Things That Are Wrong

For what it’s worth, I agree that the strategy of Ronaldo shooting last was poor. My problem was with the instant assumption that lots of people seemed to make that he made the decision himself and it was all because of ego.

:shakefist: :shakefist: :shakefist: :shakefist: :shakefist: :shakefist: :shakefist: :shakefist: :shakefist: :shakefist:

The smell of feet in the office is unreal. The culprit is one of the birds in the office who is wearing those flat shoes all the womens wear with no socks on. She has decided to take the shoes off and inflict the smell of her sweaty feet on the rest of us. :shakefist: I wouldn’t mind but she is good looking as well, which makes it even worse.

You wouldn’t mind the smell if she was an ugly bird? You’re fucked up man.

It was a tough day at work today, plenty of shit hitting the fan so I said I would unwind by having a quick pint in the local on the way home.
I went in, sat down, asked the bar keep for a stout and next thing I know I’m being asked what I though of our performance in Croke Park at the weekend. I responded by telling him I was watching the racing from the Curragh instead which got a sneer or two. The bar keep then proceeded to talk to the other men at the bar about some player from Cavan that now plays with Kildare and how it effected them.
This sort of conduct in a Kildare pub is wrong, wrong, wrong.

Do you think the whole Seanie Johnston thing affected them? Optimistic for the Cavan game? Will Seanie play do you think?

:shakefist: That was the gist of it. I had to sit listening to this, if anything it stressed me out more, I quickly drank down me pint and left. Fucking weirdos.

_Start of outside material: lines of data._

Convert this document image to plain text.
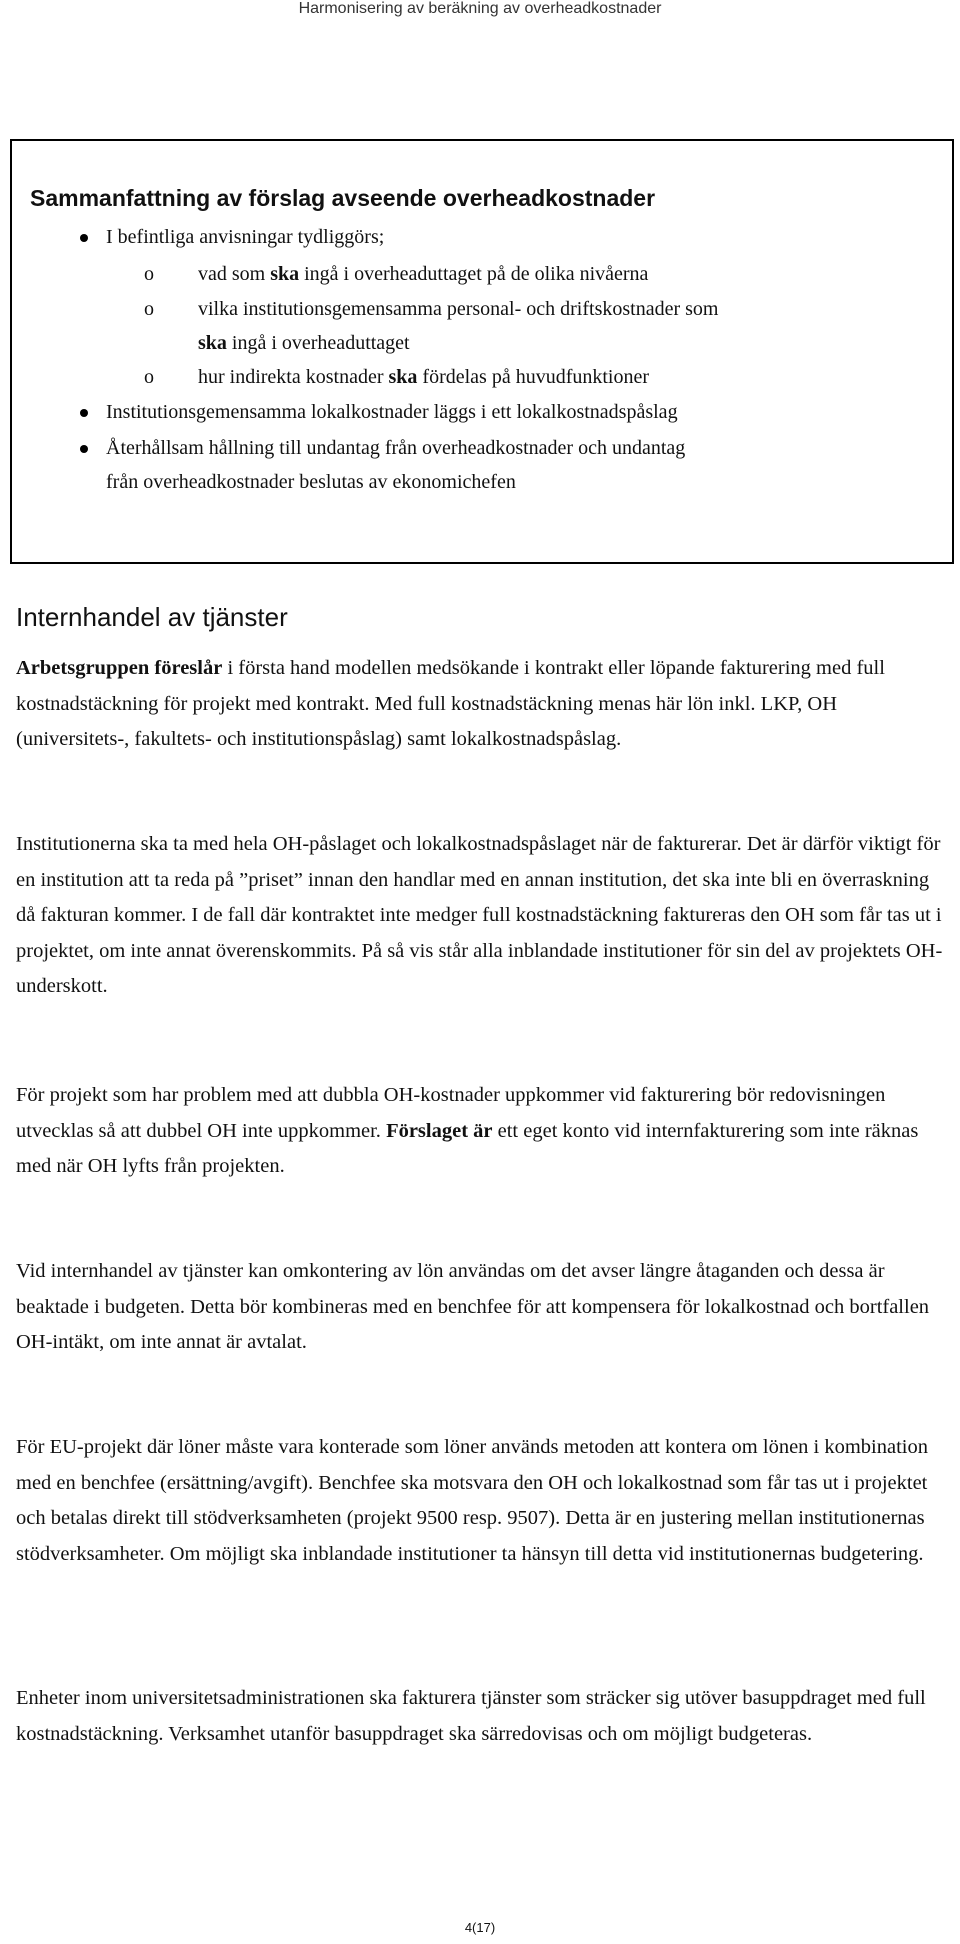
Harmonisering av beräkning av overheadkostnader
Sammanfattning av förslag avseende overheadkostnader
I befintliga anvisningar tydliggörs;
o vad som ska ingå i overheaduttaget på de olika nivåerna
o vilka institutionsgemensamma personal- och driftskostnader som
ska ingå i overheaduttaget
o hur indirekta kostnader ska fördelas på huvudfunktioner
Institutionsgemensamma lokalkostnader läggs i ett lokalkostnadspåslag
Återhållsam hållning till undantag från overheadkostnader och undantag
från overheadkostnader beslutas av ekonomichefen
Internhandel av tjänster
Arbetsgruppen föreslår i första hand modellen medsökande i kontrakt eller löpande fakturering med full kostnadstäckning för projekt med kontrakt. Med full kostnadstäckning menas här lön inkl. LKP, OH (universitets-, fakultets- och institutionspåslag) samt lokalkostnadspåslag.
Institutionerna ska ta med hela OH-påslaget och lokalkostnadspåslaget när de fakturerar. Det är därför viktigt för en institution att ta reda på ”priset” innan den handlar med en annan institution, det ska inte bli en överraskning då fakturan kommer. I de fall där kontraktet inte medger full kostnadstäckning faktureras den OH som får tas ut i projektet, om inte annat överenskommits. På så vis står alla inblandade institutioner för sin del av projektets OH-underskott.
För projekt som har problem med att dubbla OH-kostnader uppkommer vid fakturering bör redovisningen utvecklas så att dubbel OH inte uppkommer. Förslaget är ett eget konto vid internfakturering som inte räknas med när OH lyfts från projekten.
Vid internhandel av tjänster kan omkontering av lön användas om det avser längre åtaganden och dessa är beaktade i budgeten. Detta bör kombineras med en benchfee för att kompensera för lokalkostnad och bortfallen OH-intäkt, om inte annat är avtalat.
För EU-projekt där löner måste vara konterade som löner används metoden att kontera om lönen i kombination med en benchfee (ersättning/avgift). Benchfee ska motsvara den OH och lokalkostnad som får tas ut i projektet och betalas direkt till stödverksamheten (projekt 9500 resp. 9507). Detta är en justering mellan institutionernas stödverksamheter. Om möjligt ska inblandade institutioner ta hänsyn till detta vid institutionernas budgetering.
Enheter inom universitetsadministrationen ska fakturera tjänster som sträcker sig utöver basuppdraget med full kostnadstäckning. Verksamhet utanför basuppdraget ska särredovisas och om möjligt budgeteras.
4(17)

Are you a Coill Dubh man, TTK?

I’d be close enough to them, my local club gga club would be Rathangan. Not that I’ve ever attended any local gaa games here, it’s not my scene at all. Lads taking it too seriously as if it was a matter of life and death, I find that the simple people of Kildare are the big gaa fans in the county.

I Ron Y

Clare’s finest numbers man enters, wow, how exciting.

How it AFFECTED them.

Having to take me slacks off for an X-ray of me legs. Wouldn’t give you much faith in an X-ray if it can’t see through a wool nylon mix.

Bandage eating all my Tunnocks Tea Cakes. An absolute bastard.

Serious enough to merit his removal from the wall, clarkey?

How many tea cakes might the mighty Bandage see off on an average wednesday?

I’m afraid Clarkey only has himself to blame here for not the taking the obvious and necessary precautions.

There were two tea cakes left. I ate one of them. Then I ate the second one. I didn’t eat my Lion Bar. Clarkey said I should have left the tea cakes for him and ate the Lion Bar. But the tea cakes are nicer.

Why didn’t you buy your own tea cakes?

Do you and Clarkey sit in the same room on laptops talking to eachother and discussing the happenings of your sitting room on TFK? That is all kinds of wrong.